There was some discussion in the work group over what nursing facility staff hours could be counted towards hours of direct care. Some stakeholders backed off on their concerns in this regard so that consensus could be reached.
Approximately eight, small, rural, largely Critical Access Hospitals represented by the Washington State Hospital Association are affected by the proposed modifications in the nursing facility payment methodology. One example is the Newport facility in the northeast corner of Washington. They are currently losing almost $360,000 per year on their skilled nursing facility. Under the proposed legislation, and after hold-harmless provisions in current law end, they will take an additional $228,000 annual loss on their nursing facility. It is not clear that the nursing facility will survive. This could be addressed by an exemption for hospitals like the Newport facility, which would mean that some other hospitals would do better in terms of rates and this would have almost no cost to the state. If exemptions are not possible, the hold-harmless provision could continue for some hospitals. Much of the rate impacts for individual nursing facilities are driven by the facility's mix of client acuity. Rewarding acuity is a noble concept, but if a nursing facility is the only option within 20 miles for someone's aging parent, the nursing facility also needs to serve lower-acuity clients.
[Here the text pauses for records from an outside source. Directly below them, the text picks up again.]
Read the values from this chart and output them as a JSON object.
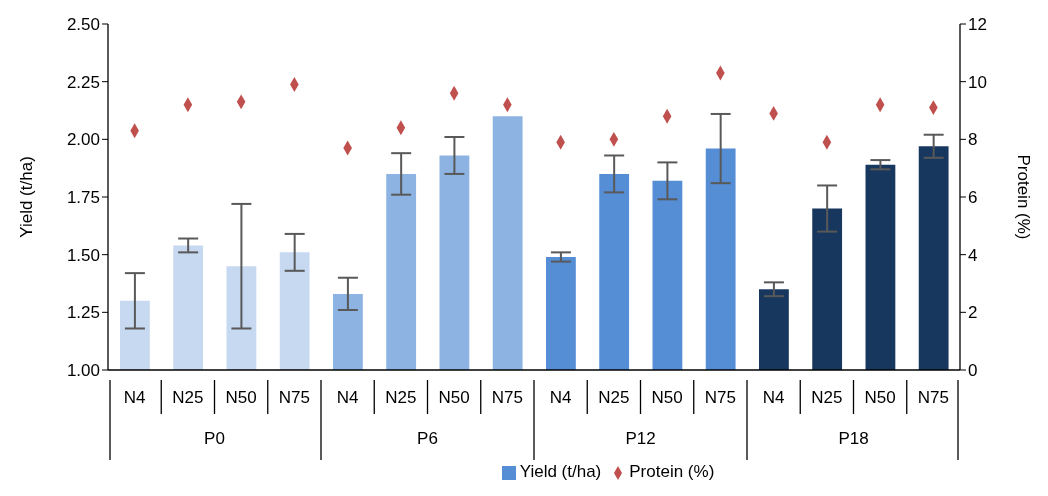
{
  "chart_data": {
    "type": "bar",
    "xlabel": null,
    "ylabel": "Yield (t/ha)",
    "y2label": "Protein (%)",
    "categories": [
      "N4",
      "N25",
      "N50",
      "N75",
      "N4",
      "N25",
      "N50",
      "N75",
      "N4",
      "N25",
      "N50",
      "N75",
      "N4",
      "N25",
      "N50",
      "N75"
    ],
    "annotations": [
      "P0",
      "P6",
      "P12",
      "P18"
    ],
    "series": [
      {
        "name": "Yield (t/ha)",
        "color": "#558ed5",
        "colors": [
          "#c6d9f1",
          "#c6d9f1",
          "#c6d9f1",
          "#c6d9f1",
          "#8db3e2",
          "#8db3e2",
          "#8db3e2",
          "#8db3e2",
          "#558ed5",
          "#558ed5",
          "#558ed5",
          "#558ed5",
          "#17375e",
          "#17375e",
          "#17375e",
          "#17375e"
        ],
        "values": [
          1.3,
          1.54,
          1.45,
          1.51,
          1.33,
          1.85,
          1.93,
          2.1,
          1.49,
          1.85,
          1.82,
          1.96,
          1.35,
          1.7,
          1.89,
          1.97
        ],
        "errors": [
          0.12,
          0.03,
          0.27,
          0.08,
          0.07,
          0.09,
          0.08,
          null,
          0.02,
          0.08,
          0.08,
          0.15,
          0.03,
          0.1,
          0.02,
          0.05
        ]
      },
      {
        "name": "Protein (%)",
        "type": "scatter",
        "axis": "y2",
        "color": "#c0504d",
        "marker": "diamond",
        "values": [
          8.3,
          9.2,
          9.3,
          9.9,
          7.7,
          8.4,
          9.6,
          9.2,
          7.9,
          8.0,
          8.8,
          10.3,
          8.9,
          7.9,
          9.2,
          9.1
        ]
      }
    ],
    "ylim": [
      1,
      2.5
    ],
    "yticks": [
      {
        "value": 1,
        "label": "1.00"
      },
      {
        "value": 1.25,
        "label": "1.25"
      },
      {
        "value": 1.5,
        "label": "1.50"
      },
      {
        "value": 1.75,
        "label": "1.75"
      },
      {
        "value": 2,
        "label": "2.00"
      },
      {
        "value": 2.25,
        "label": "2.25"
      },
      {
        "value": 2.5,
        "label": "2.50"
      }
    ],
    "y2lim": [
      0,
      12
    ],
    "y2ticks": [
      0,
      2,
      4,
      6,
      8,
      10,
      12
    ],
    "grid": false,
    "legend": "bottom"
  }
}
A little bit more attention needs to be paid to these situations.
Persons Testifying: (In support) Representative Schmick, prime sponsor; Robin Dale, Washington Health Care Association; Deb Murphy, Leading Age Washington; Bill Moss, Department of Social and Health Services; and Gerald Reilly, Long Term Care Ombudsman.
(Other) Lani Todd and Nick Federici, Service Employees International Union 775; and Len McComb, Washington State Hospital Association.